Si les paradis fiscaux du Vieux Continent disparaissent peu à peu, les investisseurs vont chercher ailleurs, et notamment à Singapour. Mais la cité-État n'est pas seulement une place financière : son économie se repositionne aujourd'hui sur les nouvelles technologies et nos relations commerciales sont importantes. Il est bon de les stimuler. Les facilités dont les étudiants disposeront sont également bienvenues.

Enfin, les clauses visant à lutter contre la fraude, malgré leurs faiblesses, constituent un progrès. Le groupe RDSE votera ce texte.
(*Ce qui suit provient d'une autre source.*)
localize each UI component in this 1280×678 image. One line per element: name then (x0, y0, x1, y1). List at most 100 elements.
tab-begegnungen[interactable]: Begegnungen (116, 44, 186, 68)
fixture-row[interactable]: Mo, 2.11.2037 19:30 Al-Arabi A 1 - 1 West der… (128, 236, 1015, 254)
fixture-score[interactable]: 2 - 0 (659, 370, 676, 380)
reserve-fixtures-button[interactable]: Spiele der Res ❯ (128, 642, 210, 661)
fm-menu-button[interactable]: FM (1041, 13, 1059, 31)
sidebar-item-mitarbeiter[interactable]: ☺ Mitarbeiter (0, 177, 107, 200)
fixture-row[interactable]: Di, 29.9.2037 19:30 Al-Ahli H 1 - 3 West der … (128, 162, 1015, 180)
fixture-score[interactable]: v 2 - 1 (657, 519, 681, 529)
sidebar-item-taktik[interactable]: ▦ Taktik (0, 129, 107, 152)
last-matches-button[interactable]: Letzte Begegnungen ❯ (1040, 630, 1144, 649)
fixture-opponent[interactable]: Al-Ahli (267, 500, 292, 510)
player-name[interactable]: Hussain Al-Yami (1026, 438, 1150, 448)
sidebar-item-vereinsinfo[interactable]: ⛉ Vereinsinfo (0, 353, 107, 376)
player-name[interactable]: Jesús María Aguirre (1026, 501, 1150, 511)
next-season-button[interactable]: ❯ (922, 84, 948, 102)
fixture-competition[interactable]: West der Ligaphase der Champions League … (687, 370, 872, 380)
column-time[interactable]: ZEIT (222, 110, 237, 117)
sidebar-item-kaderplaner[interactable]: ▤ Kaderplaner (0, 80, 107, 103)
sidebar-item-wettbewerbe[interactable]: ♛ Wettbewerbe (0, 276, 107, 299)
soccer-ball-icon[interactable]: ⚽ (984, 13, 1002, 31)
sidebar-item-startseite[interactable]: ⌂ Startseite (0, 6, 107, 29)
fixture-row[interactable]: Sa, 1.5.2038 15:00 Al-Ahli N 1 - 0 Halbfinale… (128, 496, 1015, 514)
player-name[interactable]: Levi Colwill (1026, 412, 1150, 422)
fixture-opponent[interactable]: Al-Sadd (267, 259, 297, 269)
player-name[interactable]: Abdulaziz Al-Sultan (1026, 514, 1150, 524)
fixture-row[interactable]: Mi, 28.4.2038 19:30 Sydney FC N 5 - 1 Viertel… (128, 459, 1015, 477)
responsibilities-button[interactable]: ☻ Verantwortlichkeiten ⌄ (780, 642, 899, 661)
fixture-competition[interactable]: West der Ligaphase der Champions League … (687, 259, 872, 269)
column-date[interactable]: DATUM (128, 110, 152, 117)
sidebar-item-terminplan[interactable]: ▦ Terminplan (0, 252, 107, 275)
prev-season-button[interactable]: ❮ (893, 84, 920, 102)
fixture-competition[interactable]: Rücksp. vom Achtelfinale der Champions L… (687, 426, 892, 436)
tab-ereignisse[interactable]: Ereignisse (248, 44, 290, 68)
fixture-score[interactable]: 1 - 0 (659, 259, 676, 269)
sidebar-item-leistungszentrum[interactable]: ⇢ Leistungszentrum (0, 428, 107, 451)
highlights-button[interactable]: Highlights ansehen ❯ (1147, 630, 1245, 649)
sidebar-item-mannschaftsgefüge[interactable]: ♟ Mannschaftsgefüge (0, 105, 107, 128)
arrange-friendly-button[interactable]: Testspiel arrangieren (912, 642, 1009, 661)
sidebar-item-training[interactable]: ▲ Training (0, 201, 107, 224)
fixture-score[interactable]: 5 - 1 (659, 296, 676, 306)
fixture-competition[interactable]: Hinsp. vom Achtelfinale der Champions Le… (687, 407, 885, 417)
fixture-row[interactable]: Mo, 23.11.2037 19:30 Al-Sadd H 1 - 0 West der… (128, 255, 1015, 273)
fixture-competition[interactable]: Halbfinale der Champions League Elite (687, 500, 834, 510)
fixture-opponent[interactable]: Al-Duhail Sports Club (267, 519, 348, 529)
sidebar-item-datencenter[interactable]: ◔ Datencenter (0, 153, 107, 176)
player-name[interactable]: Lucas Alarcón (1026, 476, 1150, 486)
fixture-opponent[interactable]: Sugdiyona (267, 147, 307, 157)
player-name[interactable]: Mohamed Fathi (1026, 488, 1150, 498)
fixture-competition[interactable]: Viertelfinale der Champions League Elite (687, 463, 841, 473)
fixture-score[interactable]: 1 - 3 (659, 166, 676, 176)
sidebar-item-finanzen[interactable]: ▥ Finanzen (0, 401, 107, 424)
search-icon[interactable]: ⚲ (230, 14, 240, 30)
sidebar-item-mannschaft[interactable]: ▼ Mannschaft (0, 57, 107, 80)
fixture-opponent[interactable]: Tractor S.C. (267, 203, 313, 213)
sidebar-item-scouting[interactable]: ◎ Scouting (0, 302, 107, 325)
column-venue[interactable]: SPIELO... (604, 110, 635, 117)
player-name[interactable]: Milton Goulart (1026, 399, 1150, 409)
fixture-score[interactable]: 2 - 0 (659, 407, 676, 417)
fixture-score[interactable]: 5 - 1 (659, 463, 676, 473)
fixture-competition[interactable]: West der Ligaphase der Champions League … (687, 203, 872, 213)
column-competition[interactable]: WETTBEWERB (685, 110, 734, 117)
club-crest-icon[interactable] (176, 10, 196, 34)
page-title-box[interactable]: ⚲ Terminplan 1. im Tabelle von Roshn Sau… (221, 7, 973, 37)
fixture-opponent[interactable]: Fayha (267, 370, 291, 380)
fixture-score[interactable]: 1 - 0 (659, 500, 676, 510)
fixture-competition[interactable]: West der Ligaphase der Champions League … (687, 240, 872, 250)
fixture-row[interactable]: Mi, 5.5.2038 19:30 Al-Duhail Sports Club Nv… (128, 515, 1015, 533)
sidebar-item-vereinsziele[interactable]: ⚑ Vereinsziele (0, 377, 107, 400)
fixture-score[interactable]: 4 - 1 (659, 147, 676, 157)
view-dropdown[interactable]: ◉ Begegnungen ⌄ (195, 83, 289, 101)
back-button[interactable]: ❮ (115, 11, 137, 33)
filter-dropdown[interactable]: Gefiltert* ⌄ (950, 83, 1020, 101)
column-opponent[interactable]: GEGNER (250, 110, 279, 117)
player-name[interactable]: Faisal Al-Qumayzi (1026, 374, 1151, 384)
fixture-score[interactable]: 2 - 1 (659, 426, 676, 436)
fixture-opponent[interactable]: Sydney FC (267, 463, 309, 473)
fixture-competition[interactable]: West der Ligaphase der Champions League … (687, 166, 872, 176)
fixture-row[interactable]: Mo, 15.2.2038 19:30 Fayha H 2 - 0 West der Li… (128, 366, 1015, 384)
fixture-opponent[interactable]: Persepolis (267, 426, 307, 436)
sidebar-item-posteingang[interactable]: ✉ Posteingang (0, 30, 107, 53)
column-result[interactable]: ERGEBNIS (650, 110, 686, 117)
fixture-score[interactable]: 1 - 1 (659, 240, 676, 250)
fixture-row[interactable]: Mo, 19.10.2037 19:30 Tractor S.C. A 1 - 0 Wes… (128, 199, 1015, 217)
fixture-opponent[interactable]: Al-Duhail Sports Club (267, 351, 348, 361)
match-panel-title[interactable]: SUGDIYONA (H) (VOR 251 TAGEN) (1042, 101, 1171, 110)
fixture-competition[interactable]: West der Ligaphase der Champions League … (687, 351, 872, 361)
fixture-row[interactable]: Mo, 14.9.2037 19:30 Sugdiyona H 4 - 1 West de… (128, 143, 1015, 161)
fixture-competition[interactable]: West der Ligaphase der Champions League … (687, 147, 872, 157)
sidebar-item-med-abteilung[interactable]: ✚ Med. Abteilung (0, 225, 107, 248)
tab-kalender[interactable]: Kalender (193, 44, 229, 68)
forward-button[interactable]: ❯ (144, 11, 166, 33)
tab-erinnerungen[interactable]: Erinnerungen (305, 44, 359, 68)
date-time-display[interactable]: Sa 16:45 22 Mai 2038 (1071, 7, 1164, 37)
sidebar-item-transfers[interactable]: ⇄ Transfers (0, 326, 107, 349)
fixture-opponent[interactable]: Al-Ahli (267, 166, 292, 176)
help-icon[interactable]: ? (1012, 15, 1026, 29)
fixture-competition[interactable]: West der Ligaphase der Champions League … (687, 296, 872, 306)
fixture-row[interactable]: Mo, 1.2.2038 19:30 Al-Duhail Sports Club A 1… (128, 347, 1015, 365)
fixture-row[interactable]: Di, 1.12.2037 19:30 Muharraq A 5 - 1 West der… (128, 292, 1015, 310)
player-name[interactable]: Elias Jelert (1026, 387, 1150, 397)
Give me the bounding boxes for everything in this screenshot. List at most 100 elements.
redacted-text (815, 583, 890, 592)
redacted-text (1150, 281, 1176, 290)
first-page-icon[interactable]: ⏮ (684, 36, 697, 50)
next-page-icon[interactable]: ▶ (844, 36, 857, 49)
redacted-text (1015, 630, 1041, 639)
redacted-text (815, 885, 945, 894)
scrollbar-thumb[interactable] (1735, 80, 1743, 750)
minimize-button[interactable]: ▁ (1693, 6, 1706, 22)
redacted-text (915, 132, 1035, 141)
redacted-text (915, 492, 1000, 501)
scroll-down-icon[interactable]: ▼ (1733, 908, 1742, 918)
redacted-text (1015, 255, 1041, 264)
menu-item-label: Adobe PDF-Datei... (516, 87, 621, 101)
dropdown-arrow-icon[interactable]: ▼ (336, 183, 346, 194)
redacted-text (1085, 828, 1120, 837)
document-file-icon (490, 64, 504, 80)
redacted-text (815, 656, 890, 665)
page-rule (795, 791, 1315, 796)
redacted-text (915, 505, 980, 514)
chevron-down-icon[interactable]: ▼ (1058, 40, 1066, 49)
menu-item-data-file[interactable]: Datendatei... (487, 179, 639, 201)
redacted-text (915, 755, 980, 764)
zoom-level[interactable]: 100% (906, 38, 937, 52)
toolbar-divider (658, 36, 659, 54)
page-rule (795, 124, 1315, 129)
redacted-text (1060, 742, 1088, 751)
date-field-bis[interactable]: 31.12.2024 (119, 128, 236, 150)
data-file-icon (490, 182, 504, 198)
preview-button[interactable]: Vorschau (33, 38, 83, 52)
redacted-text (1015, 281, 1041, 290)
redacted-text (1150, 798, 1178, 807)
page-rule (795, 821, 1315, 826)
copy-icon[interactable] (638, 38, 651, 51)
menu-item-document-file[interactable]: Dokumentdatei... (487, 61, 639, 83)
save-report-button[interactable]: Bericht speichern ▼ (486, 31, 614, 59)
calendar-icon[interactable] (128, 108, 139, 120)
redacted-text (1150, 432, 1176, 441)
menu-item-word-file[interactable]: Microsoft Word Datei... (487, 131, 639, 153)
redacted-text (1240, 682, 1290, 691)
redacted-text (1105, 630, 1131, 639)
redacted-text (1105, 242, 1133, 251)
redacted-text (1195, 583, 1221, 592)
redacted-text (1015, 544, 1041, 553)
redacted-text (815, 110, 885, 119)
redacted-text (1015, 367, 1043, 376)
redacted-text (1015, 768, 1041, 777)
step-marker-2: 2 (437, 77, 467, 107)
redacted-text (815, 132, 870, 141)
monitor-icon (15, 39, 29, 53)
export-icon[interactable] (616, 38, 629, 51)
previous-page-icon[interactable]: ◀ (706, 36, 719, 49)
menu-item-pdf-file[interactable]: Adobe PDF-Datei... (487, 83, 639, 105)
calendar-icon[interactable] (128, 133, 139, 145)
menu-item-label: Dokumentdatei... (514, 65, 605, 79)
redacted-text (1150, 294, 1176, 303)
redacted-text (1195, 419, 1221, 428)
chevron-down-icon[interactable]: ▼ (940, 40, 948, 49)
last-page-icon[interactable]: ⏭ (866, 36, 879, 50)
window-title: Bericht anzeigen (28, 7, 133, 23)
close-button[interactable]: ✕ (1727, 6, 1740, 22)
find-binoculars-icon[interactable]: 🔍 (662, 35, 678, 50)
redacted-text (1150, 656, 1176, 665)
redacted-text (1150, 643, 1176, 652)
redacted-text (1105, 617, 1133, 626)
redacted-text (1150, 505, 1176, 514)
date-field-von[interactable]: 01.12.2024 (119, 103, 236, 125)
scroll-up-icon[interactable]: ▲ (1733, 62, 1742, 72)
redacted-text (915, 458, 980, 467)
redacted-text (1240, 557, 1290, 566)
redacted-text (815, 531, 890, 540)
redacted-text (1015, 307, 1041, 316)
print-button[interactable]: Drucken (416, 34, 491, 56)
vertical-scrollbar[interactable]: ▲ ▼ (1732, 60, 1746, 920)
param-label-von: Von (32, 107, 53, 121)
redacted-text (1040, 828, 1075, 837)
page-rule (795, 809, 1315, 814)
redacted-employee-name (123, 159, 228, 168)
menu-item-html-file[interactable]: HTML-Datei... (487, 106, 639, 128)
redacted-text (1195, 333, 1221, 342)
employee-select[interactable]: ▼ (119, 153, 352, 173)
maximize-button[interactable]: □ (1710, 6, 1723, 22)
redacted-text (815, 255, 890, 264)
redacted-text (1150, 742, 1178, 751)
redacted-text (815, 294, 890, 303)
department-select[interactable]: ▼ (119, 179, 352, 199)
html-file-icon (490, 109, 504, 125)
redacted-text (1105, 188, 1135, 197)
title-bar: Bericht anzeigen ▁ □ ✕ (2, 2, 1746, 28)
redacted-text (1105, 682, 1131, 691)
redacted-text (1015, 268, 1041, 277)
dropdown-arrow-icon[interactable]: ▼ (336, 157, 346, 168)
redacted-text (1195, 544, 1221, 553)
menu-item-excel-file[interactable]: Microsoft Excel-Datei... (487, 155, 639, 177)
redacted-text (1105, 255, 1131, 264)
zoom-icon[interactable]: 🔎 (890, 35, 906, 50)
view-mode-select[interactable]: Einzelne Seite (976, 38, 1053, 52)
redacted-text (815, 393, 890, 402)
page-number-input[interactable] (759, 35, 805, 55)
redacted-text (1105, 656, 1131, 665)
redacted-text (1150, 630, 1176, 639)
Mme Jacky Deromedi .  - Résidente à Singapour pendant vingt-sept ans, où j'ai créé un cabinet d'aménagement d'espaces professionnels, je m'intéresse naturellement à la présente convention.

Les gouvernements français et singapouriens entendent renforcer des liens commerciaux déjà forts. Singapour est l'un des cinq pays avec lesquels notre excédent commercial est le plus important, 15 000 Français vivent sur son sol, 600 entreprises françaises y sont installées et la cité-État fait tout pour attirer les étrangers.

Il était temps de revoir la convention fiscale de 1974. La notion de résidence s'éloigne ici du standard de l'OCDE, excluant notamment le critère de nationalité. Celle d'établissement stable est précisée. Autre particularité : l'imposition des dividendes, ramenée de 10 % à 5 % lorsque la société détient au moins 10 % du capital de sa filiale. C'est une bonne nouvelle pour nos entreprises.

La nouvelle convention élimine les doubles impositions et supprime le mécanisme de crédit d'impôt forfaitaire.

Le forum mondial sur la transparence a constaté à Djakarta en novembre 2013 que Singapour, du point de vue de la coopération fiscale, se plaçait désormais au même niveau que l'Allemagne. Toutes nos demandes, en 2015, ont été satisfaites en deux mois. Le dispositif d'échange de renseignement est conforme aux normes OCDE et Singapour s'est engagé sur l'échange automatique à l'horizon 2018. La généralisation des clauses anti-abus évitera que des investisseurs continuent à s'installer dans des pays en raison de leur réseau de conventions fiscales favorables...

En dépit de l'absence de clauses sur les redevances, j'invite à ratifier cette convention pro-business et sévère à l'égard des fraudeurs, qui favorisera les échanges et renforcera l'amitié entre nos deux peuples. (Applaudissements)

Intervention sur l'ensemble

M. Christian Eckert, secrétaire d'État auprès du ministre des finances et des comptes publics, chargé du budget .  - Quand il y a la volonté, il y a un chemin, dit Mme Goulet... Nous n'avons pas attendu ce jour pour renégocier nos conventions fiscales... Nous avons récemment résolu le problème des plus-values immobilières avec le Luxembourg. Nous reviendrons vers vous avec d'autres conventions...

J'ai entendu que certains s'abstiendront. J'aurais aimé comprendre plus précisément pourquoi...

Quand des législations sont aussi différentes que celles de la France et Singapour, il faut bien trouver des compromis. Et il ne s'agit pas seulement d'éviter la double imposition, mais aussi la non-imposition.

La discussion générale est close.

L'article unique est adopté.

En conséquence, le projet de loi est définitivement adopté.